К Алексу уже неслись, сдвинув брови, два официанта.

– Вон отсюда, вон! – кричали они, размахивая полотенцами, будто отгоняя мух.

Только спутник дамы не возмущался. Пока обслуживающий персонал рассыпа́лся перед испачканной в извинениях, «шляпа» поспешил удалиться. В той суматохе Алекс даже не заметил – куда.

– Уже ухожу, уже, – сокрушался Хок, покидая кафе. Он хотел побыстрее перебраться на другую сторону дороги, откуда за всем происходящим, улыбаясь, наблюдал Марк. Оба поспешили пропасть из виду. И уже вскоре автомобиль уносил их за городскую черту.

Алексу, конечно же, не терпелось узнать, в каком спектакле он принял участие. Выяснить это ему удалось вечером за ужином.

Начинался выпуск новостей. Повар Бобби добавил громкости, и население свалки притихло перед огромной плазмой на стене.

Главной новостью выпуска стало сообщение о прошедшем судебном процессе над бандой наркоторговцев.
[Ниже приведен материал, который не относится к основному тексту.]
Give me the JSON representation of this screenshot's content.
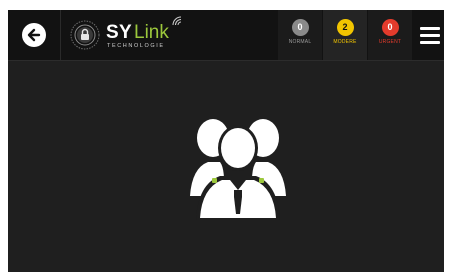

Суд над преступниками, по словам телеведущей, мог и не состояться… Те, кто не хотел этого процесса, расправились почти со всеми свидетелями. Оставался последний. Он-то и дал решающие показания.

– Так это же тот самый, – не удержался Алекс, когда по телевизору показали «шляпу» из кафе…

– Ты наблюдателен, – улыбнулся Марк, несколько раз ударив в ладоши.

К его хлопкам неожиданно присоединились остальные. Люди аплодировали Алексу, встав со своих мест.

– Поздравляю, господин Хок, – услышал Алекс рядом с собой голос Ричарда Икса, который также аплодировал. – С боевым крещением и добро пожаловать в наш сплоченный коллектив. После ужина жду вас у себя…

– Думаю, шеф объяснит тебе некоторые детали произошедшего, – добавил Марк, провожая взглядом удаляющегося Икса. – Хотя ты, наверное, и сам всё понял…

По словам телеведущей, к наркотикам из-за наркодилеров пристрастились сотни молодых людей, многие из которых расстались с жизнью. Но теперь благодаря показаниям последнего свидетеля и отличной работе полиции виновные отправятся за решетку надолго.


***

Ричард Икс работал с какими-то бумагами, когда Алекс, постучав, зашел в его кабинет.

– Простите, что мы вас держали в некотором неведении, – начал Икс, жестом приглашая усаживаться в кресло. – Ваша неосведомленность – наша безопасность. И ваша, кстати, тоже.

– Я всё понимаю и, напротив, благодарен за то, что вы дали мне возможность поучаствовать в стоящем деле. Не думал, что когда-нибудь придется сотрудничать с органами правосудия.

– А органы правосудия тут ни при чем, – улыбнулся Икс. – Ни полиция, ни кто бы то еще со стороны властей не знали, что на последнего, оставшегося в живых, свидетеля готовится покушение.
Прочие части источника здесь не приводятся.